3.Artikel 6 van de wet bepaalt dat het college van burgemeester en wethouders personen die aanspraak hebben op een individuele voorziening de keuze biedt tussen het ontvangen van een voorziening in natura of het ontvangen van een hiermee vergelijkbaar persoonsgebonden budget, tenzij hiertegen overwegende bezwaren bestaan. De toelichting op dit artikel geeft een nuancering aan. De gemeente is niet verplicht de burger bij het concretiseren van haar voorzieningenbeleid een keuze uit verschillende voorzieningen te geven, maar ze is wel verplicht aan dit vraagstuk de nodige aandacht te schenken. “De gemeentelijke beleidsvrijheid om, bijvoorbeeld, vanwege redenen van efficiency een bepaalde voorziening slechts in één type te leveren, is dus in het stramien van dit wetsvoorstel zeer wel mogelijk, zolang deze is onderbouwd, en is afgewogen tegen het feit dat daarmee de keuzevrijheid van de burgers in kwestie nihil is”.

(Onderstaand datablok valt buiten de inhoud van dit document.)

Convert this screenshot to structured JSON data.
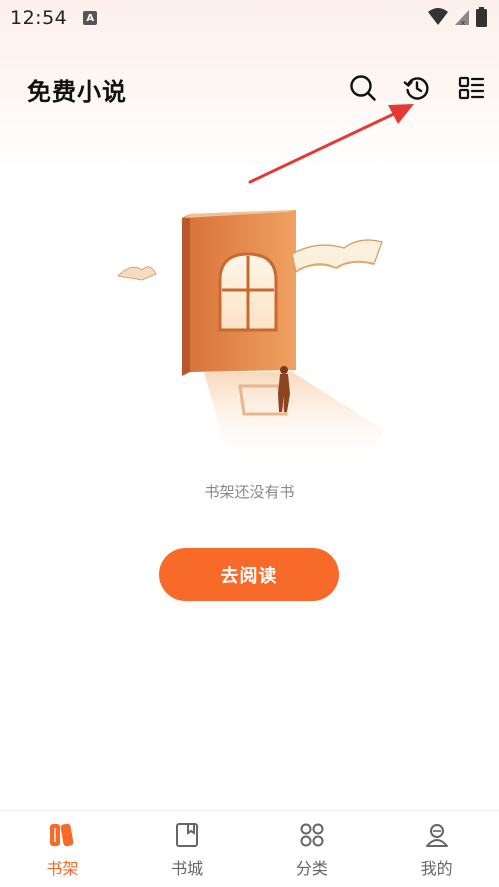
{
  "status_bar": {
    "time": "12:54",
    "icons": [
      "text-a-icon",
      "wifi-icon",
      "signal-icon",
      "battery-icon"
    ]
  },
  "header": {
    "title": "免费小说",
    "icons": [
      "search-icon",
      "history-icon",
      "menu-list-icon"
    ]
  },
  "shelf": {
    "empty_text": "书架还没有书",
    "go_read_label": "去阅读"
  },
  "bottom_nav": {
    "items": [
      {
        "label": "书架",
        "icon": "bookshelf-icon",
        "active": true
      },
      {
        "label": "书城",
        "icon": "bookstore-icon",
        "active": false
      },
      {
        "label": "分类",
        "icon": "category-icon",
        "active": false
      },
      {
        "label": "我的",
        "icon": "profile-icon",
        "active": false
      }
    ]
  },
  "colors": {
    "accent": "#f76a2a",
    "annotation": "#e53935",
    "text_muted": "#888888"
  }
}
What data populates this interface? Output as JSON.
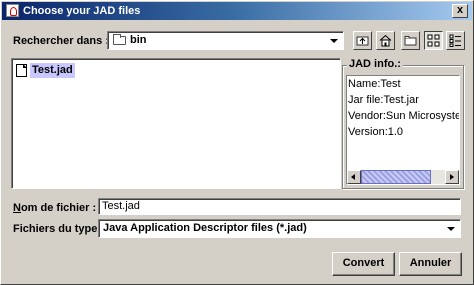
{
  "window": {
    "title": "Choose your JAD files",
    "close_label": "x"
  },
  "lookin": {
    "label": "Rechercher dans :",
    "value": "bin"
  },
  "toolbar": {
    "buttons": [
      "up-one-level-icon",
      "home-icon",
      "new-folder-icon",
      "list-view-icon",
      "details-view-icon"
    ]
  },
  "files": [
    {
      "name": "Test.jad",
      "icon": "document-icon",
      "selected": true
    }
  ],
  "jad_info": {
    "legend": "JAD info.:",
    "lines": [
      "Name:Test",
      "Jar file:Test.jar",
      "Vendor:Sun Microsystem",
      "Version:1.0"
    ]
  },
  "filename": {
    "label_first": "N",
    "label_rest": "om de fichier :",
    "value": "Test.jad"
  },
  "filetype": {
    "label": "Fichiers du type :",
    "value": "Java Application Descriptor files (*.jad)"
  },
  "buttons": {
    "convert": "Convert",
    "cancel": "Annuler"
  },
  "colors": {
    "window_bg": "#d4d0c8",
    "selection": "#c8c8ff",
    "titlebar": "#0a246a"
  }
}
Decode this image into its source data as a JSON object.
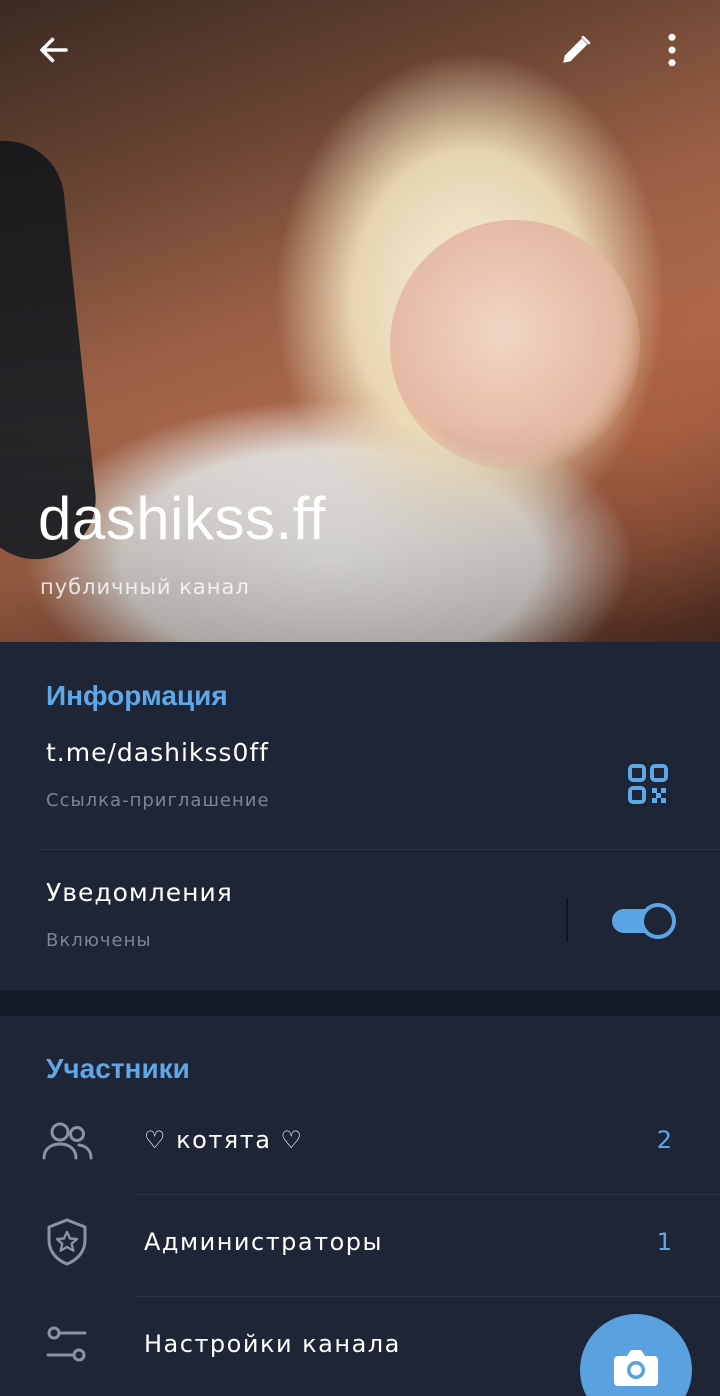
{
  "header": {
    "channel_name": "dashikss.ff",
    "channel_type": "публичный канал",
    "icons": {
      "back": "arrow-left-icon",
      "edit": "pencil-icon",
      "more": "more-vertical-icon"
    }
  },
  "info": {
    "title": "Информация",
    "link": {
      "value": "t.me/dashikss0ff",
      "caption": "Ссылка-приглашение",
      "icon": "qr-code-icon"
    },
    "notifications": {
      "label": "Уведомления",
      "status": "Включены",
      "enabled": true
    }
  },
  "members": {
    "title": "Участники",
    "items": [
      {
        "label": "♡ котята ♡",
        "count": "2",
        "icon": "people-icon"
      },
      {
        "label": "Администраторы",
        "count": "1",
        "icon": "shield-star-icon"
      },
      {
        "label": "Настройки канала",
        "count": "",
        "icon": "sliders-icon"
      }
    ]
  },
  "fab": {
    "icon": "camera-icon"
  },
  "colors": {
    "accent": "#5fa8e8",
    "background": "#1e2536",
    "secondary_text": "#7c8597"
  }
}
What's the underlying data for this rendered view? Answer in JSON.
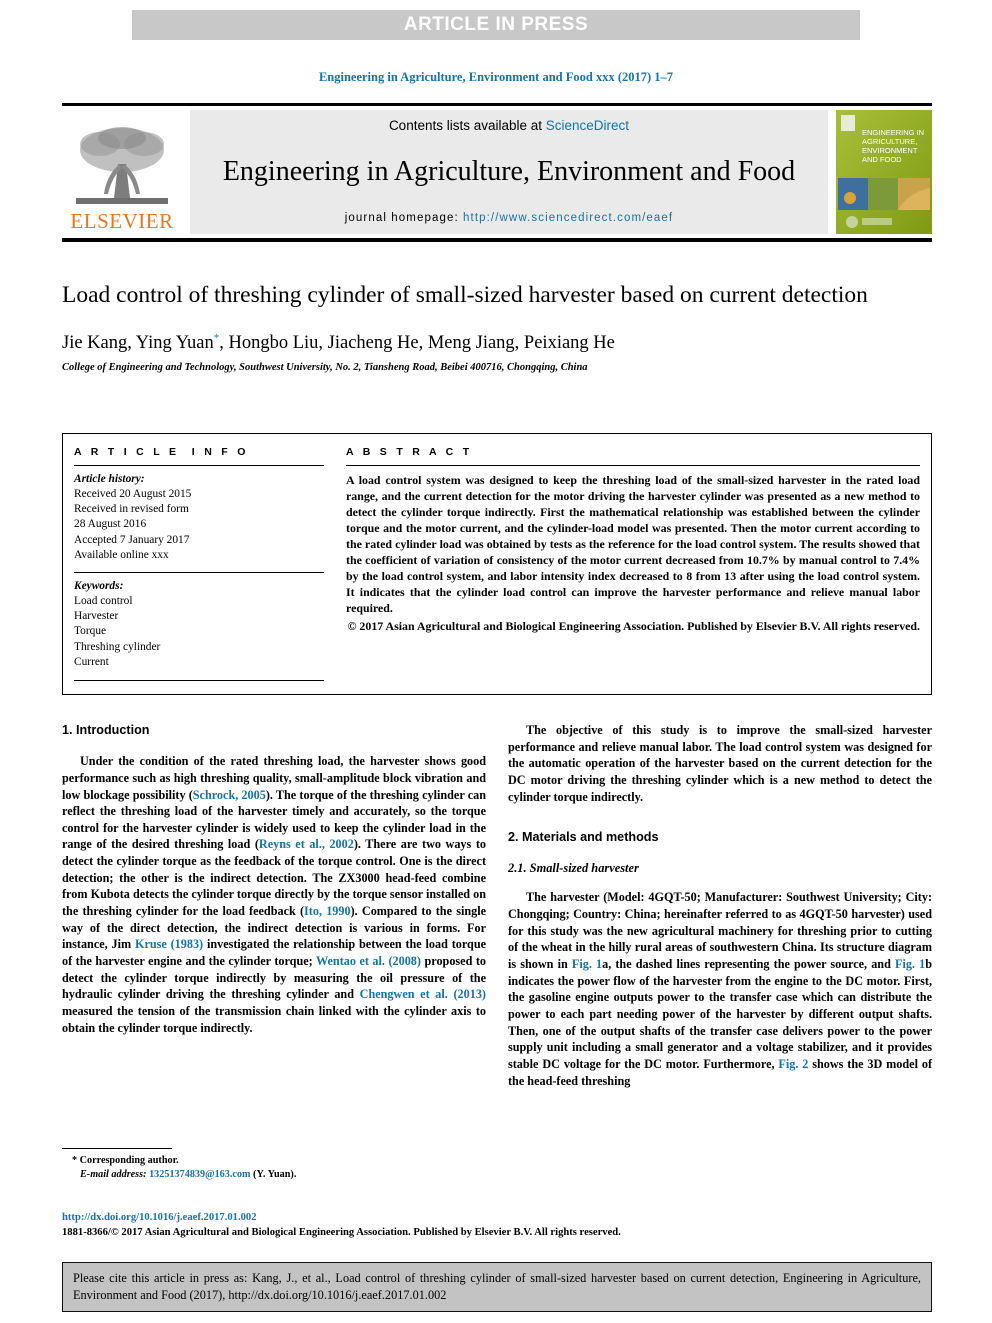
{
  "banner": {
    "label": "ARTICLE IN PRESS"
  },
  "running_head": {
    "text": "Engineering in Agriculture, Environment and Food xxx (2017) 1–7"
  },
  "masthead": {
    "contents_prefix": "Contents lists available at ",
    "contents_link": "ScienceDirect",
    "journal_title": "Engineering in Agriculture, Environment and Food",
    "homepage_prefix": "journal homepage: ",
    "homepage_url": "http://www.sciencedirect.com/eaef",
    "publisher_logo_text": "ELSEVIER",
    "cover_title": "ENGINEERING IN AGRICULTURE, ENVIRONMENT AND FOOD"
  },
  "article": {
    "title": "Load control of threshing cylinder of small-sized harvester based on current detection",
    "authors": "Jie Kang, Ying Yuan",
    "authors_rest": ", Hongbo Liu, Jiacheng He, Meng Jiang, Peixiang He",
    "author_marker": "*",
    "affiliation": "College of Engineering and Technology, Southwest University, No. 2, Tiansheng Road, Beibei 400716, Chongqing, China"
  },
  "info": {
    "heading": "ARTICLE INFO",
    "history_label": "Article history:",
    "history_lines": [
      "Received 20 August 2015",
      "Received in revised form",
      "28 August 2016",
      "Accepted 7 January 2017",
      "Available online xxx"
    ],
    "keywords_label": "Keywords:",
    "keywords": [
      "Load control",
      "Harvester",
      "Torque",
      "Threshing cylinder",
      "Current"
    ]
  },
  "abstract": {
    "heading": "ABSTRACT",
    "body": "A load control system was designed to keep the threshing load of the small-sized harvester in the rated load range, and the current detection for the motor driving the harvester cylinder was presented as a new method to detect the cylinder torque indirectly. First the mathematical relationship was established between the cylinder torque and the motor current, and the cylinder-load model was presented. Then the motor current according to the rated cylinder load was obtained by tests as the reference for the load control system. The results showed that the coefficient of variation of consistency of the motor current decreased from 10.7% by manual control to 7.4% by the load control system, and labor intensity index decreased to 8 from 13 after using the load control system. It indicates that the cylinder load control can improve the harvester performance and relieve manual labor required.",
    "copyright": "© 2017 Asian Agricultural and Biological Engineering Association. Published by Elsevier B.V. All rights reserved."
  },
  "body": {
    "section1_heading": "1. Introduction",
    "p1_a": "Under the condition of the rated threshing load, the harvester shows good performance such as high threshing quality, small-amplitude block vibration and low blockage possibility (",
    "p1_ref1": "Schrock, 2005",
    "p1_b": "). The torque of the threshing cylinder can reflect the threshing load of the harvester timely and accurately, so the torque control for the harvester cylinder is widely used to keep the cylinder load in the range of the desired threshing load (",
    "p1_ref2": "Reyns et al., 2002",
    "p1_c": "). There are two ways to detect the cylinder torque as the feedback of the torque control. One is the direct detection; the other is the indirect detection. The ZX3000 head-feed combine from Kubota detects the cylinder torque directly by the torque sensor installed on the threshing cylinder for the load feedback (",
    "p1_ref3": "Ito, 1990",
    "p1_d": "). Compared to the single way of the direct detection, the indirect detection is various in forms. For instance, Jim ",
    "p1_ref4": "Kruse (1983)",
    "p1_e": " investigated the relationship between the load torque of the harvester engine and the cylinder torque; ",
    "p1_ref5": "Wentao et al. (2008)",
    "p1_f": " proposed to detect the cylinder torque indirectly by measuring the oil pressure of the hydraulic cylinder driving the threshing cylinder and ",
    "p1_ref6": "Chengwen et al. (2013)",
    "p1_g": " measured the tension of the transmission chain linked with the cylinder axis to obtain the cylinder torque indirectly.",
    "p2": "The objective of this study is to improve the small-sized harvester performance and relieve manual labor. The load control system was designed for the automatic operation of the harvester based on the current detection for the DC motor driving the threshing cylinder which is a new method to detect the cylinder torque indirectly.",
    "section2_heading": "2. Materials and methods",
    "section21_heading": "2.1. Small-sized harvester",
    "p3_a": "The harvester (Model: 4GQT-50; Manufacturer: Southwest University; City: Chongqing; Country: China; hereinafter referred to as 4GQT-50 harvester) used for this study was the new agricultural machinery for threshing prior to cutting of the wheat in the hilly rural areas of southwestern China. Its structure diagram is shown in ",
    "p3_ref1": "Fig. 1",
    "p3_b": "a, the dashed lines representing the power source, and ",
    "p3_ref2": "Fig. 1",
    "p3_c": "b indicates the power flow of the harvester from the engine to the DC motor. First, the gasoline engine outputs power to the transfer case which can distribute the power to each part needing power of the harvester by different output shafts. Then, one of the output shafts of the transfer case delivers power to the power supply unit including a small generator and a voltage stabilizer, and it provides stable DC voltage for the DC motor. Furthermore, ",
    "p3_ref3": "Fig. 2",
    "p3_d": " shows the 3D model of the head-feed threshing"
  },
  "footnote": {
    "marker": "*",
    "corresponding": "Corresponding author.",
    "email_label": "E-mail address:",
    "email": "13251374839@163.com",
    "email_suffix": "(Y. Yuan)."
  },
  "doi": {
    "url": "http://dx.doi.org/10.1016/j.eaef.2017.01.002",
    "issn_line": "1881-8366/© 2017 Asian Agricultural and Biological Engineering Association. Published by Elsevier B.V. All rights reserved."
  },
  "cite_box": {
    "text": "Please cite this article in press as: Kang, J., et al., Load control of threshing cylinder of small-sized harvester based on current detection, Engineering in Agriculture, Environment and Food (2017), http://dx.doi.org/10.1016/j.eaef.2017.01.002"
  },
  "colors": {
    "link": "#1573a8",
    "elsevier_orange": "#e87722",
    "banner_gray": "#c8c8c8",
    "masthead_gray": "#eaeaea",
    "cite_gray": "#c3c3c3"
  }
}
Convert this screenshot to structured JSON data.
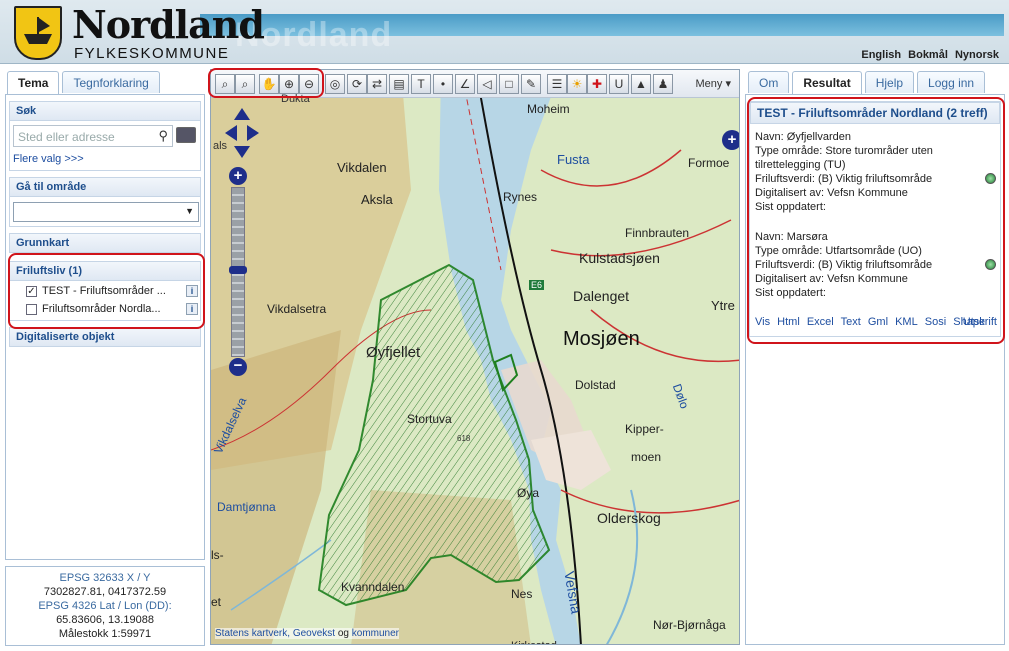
{
  "header": {
    "brand_name": "Nordland",
    "brand_sub": "FYLKESKOMMUNE",
    "ghost": "Nordland",
    "languages": [
      "English",
      "Bokmål",
      "Nynorsk"
    ]
  },
  "left": {
    "tabs": [
      "Tema",
      "Tegnforklaring"
    ],
    "search": {
      "title": "Søk",
      "placeholder": "Sted eller adresse",
      "more": "Flere valg >>>"
    },
    "goto": {
      "title": "Gå til område"
    },
    "basemap": {
      "title": "Grunnkart"
    },
    "layers": {
      "title": "Friluftsliv (1)",
      "items": [
        {
          "label": "TEST - Friluftsområder ...",
          "checked": true
        },
        {
          "label": "Friluftsområder Nordla...",
          "checked": false
        }
      ]
    },
    "digitized": {
      "title": "Digitaliserte objekt"
    }
  },
  "coords": {
    "l1": "EPSG 32633 X / Y",
    "l2": "7302827.81, 0417372.59",
    "l3": "EPSG 4326 Lat / Lon (DD):",
    "l4": "65.83606, 13.19088",
    "l5": "Målestokk 1:59971"
  },
  "map": {
    "menu": "Meny ▾",
    "credits": {
      "a": "Statens kartverk",
      "b": "Geovekst",
      "c": "og",
      "d": "kommuner"
    },
    "labels": {
      "vikdalen": "Vikdalen",
      "aksla": "Aksla",
      "vikdalsetra": "Vikdalsetra",
      "oyfjellet": "Øyfjellet",
      "stortuva": "Stortuva",
      "h618": "618",
      "vikdalselva": "Vikdalselva",
      "damtjonna": "Damtjønna",
      "kvanndalen": "Kvanndalen",
      "nes": "Nes",
      "moheim": "Moheim",
      "fusta": "Fusta",
      "formoen": "Formoe",
      "rynes": "Rynes",
      "finnbrauten": "Finnbrauten",
      "kulstadsjoen": "Kulstadsjøen",
      "dalenget": "Dalenget",
      "ytre": "Ytre",
      "mosjoen": "Mosjøen",
      "dolstad": "Dolstad",
      "kipper": "Kipper-",
      "moen": "moen",
      "oya": "Øya",
      "olderskog": "Olderskog",
      "vefsna": "Vefsna",
      "nerbjornaga": "Nør-Bjørnåga",
      "dolo": "Dølo",
      "e6": "E6",
      "kirkestad": "Kirkestad",
      "dukta": "Dukta",
      "als": "als",
      "ls": "ls-",
      "et": "et"
    }
  },
  "right": {
    "tabs": [
      "Om",
      "Resultat",
      "Hjelp",
      "Logg inn"
    ],
    "title": "TEST - Friluftsområder Nordland (2 treff)",
    "r1": {
      "navn": "Navn: Øyfjellvarden",
      "type": "Type område: Store turområder uten",
      "type2": "tilrettelegging (TU)",
      "verdi": "Friluftsverdi: (B) Viktig friluftsområde",
      "dig": "Digitalisert av: Vefsn Kommune",
      "oppd": "Sist oppdatert:"
    },
    "r2": {
      "navn": "Navn: Marsøra",
      "type": "Type område: Utfartsområde (UO)",
      "verdi": "Friluftsverdi: (B) Viktig friluftsområde",
      "dig": "Digitalisert av: Vefsn Kommune",
      "oppd": "Sist oppdatert:"
    },
    "links": [
      "Vis",
      "Html",
      "Excel",
      "Text",
      "Gml",
      "KML",
      "Sosi",
      "Shape"
    ],
    "print": "Utskrift"
  }
}
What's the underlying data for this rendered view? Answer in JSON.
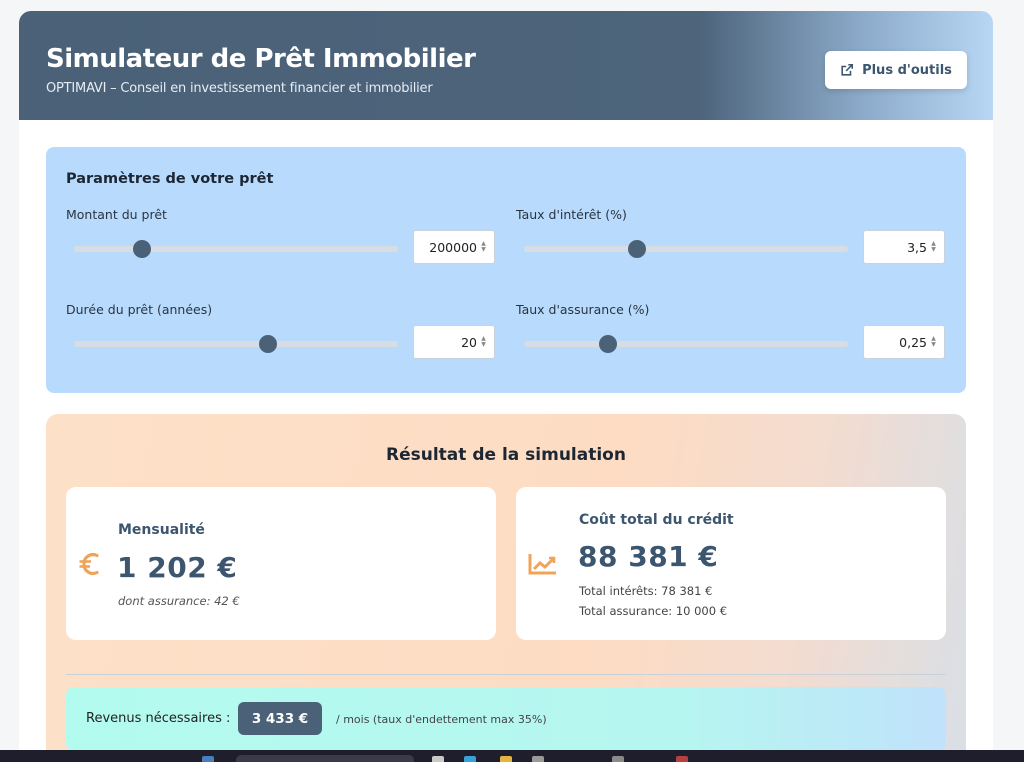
{
  "header": {
    "title": "Simulateur de Prêt Immobilier",
    "subtitle": "OPTIMAVI – Conseil en investissement financier et immobilier",
    "tools_button": "Plus d'outils",
    "tools_icon": "external-link-icon"
  },
  "params": {
    "title": "Paramètres de votre prêt",
    "fields": [
      {
        "label": "Montant du prêt",
        "value": "200000",
        "slider_fraction": 0.21
      },
      {
        "label": "Taux d'intérêt (%)",
        "value": "3,5",
        "slider_fraction": 0.35
      },
      {
        "label": "Durée du prêt (années)",
        "value": "20",
        "slider_fraction": 0.6
      },
      {
        "label": "Taux d'assurance (%)",
        "value": "0,25",
        "slider_fraction": 0.26
      }
    ]
  },
  "results": {
    "title": "Résultat de la simulation",
    "monthly": {
      "icon": "euro-icon",
      "title": "Mensualité",
      "value": "1 202 €",
      "note": "dont assurance: 42 €"
    },
    "total": {
      "icon": "chart-line-icon",
      "title": "Coût total du crédit",
      "value": "88 381 €",
      "interest": "Total intérêts: 78 381 €",
      "insurance": "Total assurance: 10 000 €"
    },
    "income": {
      "label": "Revenus nécessaires :",
      "value": "3 433 €",
      "note": "/ mois (taux d'endettement max 35%)"
    }
  },
  "colors": {
    "primary": "#4a6178",
    "params_bg": "#b8dbfd",
    "results_bg": "#fde0c8",
    "accent_icon": "#f0a45a",
    "income_bg": "#b3fbee"
  }
}
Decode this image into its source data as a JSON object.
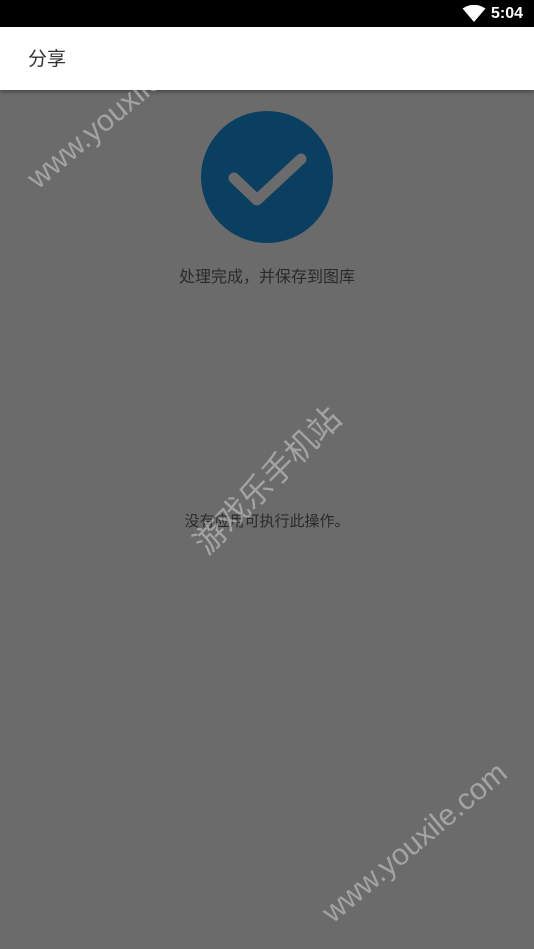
{
  "status_bar": {
    "time": "5:04",
    "wifi_icon": "wifi-icon"
  },
  "app_bar": {
    "title": "分享"
  },
  "main": {
    "success_icon": "checkmark-icon",
    "status_text": "处理完成，并保存到图库",
    "empty_text": "没有应用可执行此操作。"
  },
  "watermarks": {
    "top": "www.youxile.com",
    "middle": "游戏乐手机站",
    "bottom": "www.youxile.com"
  },
  "colors": {
    "status_bar_bg": "#000000",
    "app_bar_bg": "#ffffff",
    "scrim_bg": "#6b6b6b",
    "success_circle": "#0a3f61",
    "checkmark": "#6b6b6b"
  }
}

Een aantal woonvoorzieningen wordt uitsluitend verstrekt als voorziening in natura. Dit zal vooral gelden voor duurdere, losse en daarom vaak herbruikbare voorzieningen, zoals de tilliften. Bouwkundige woonvoorzieningen worden naar hun aard over het algemeen niet als voorziening in natura aangeboden. Een uitzondering hierop is de traplift en de aanpassingen in een huurwoning. Dit artikellid bepaalt dat deze woonvoorzieningen uitsluitend in natura worden aangeboden, om te voorkomen dat er sprake zal zijn van kapitaalvernietiging.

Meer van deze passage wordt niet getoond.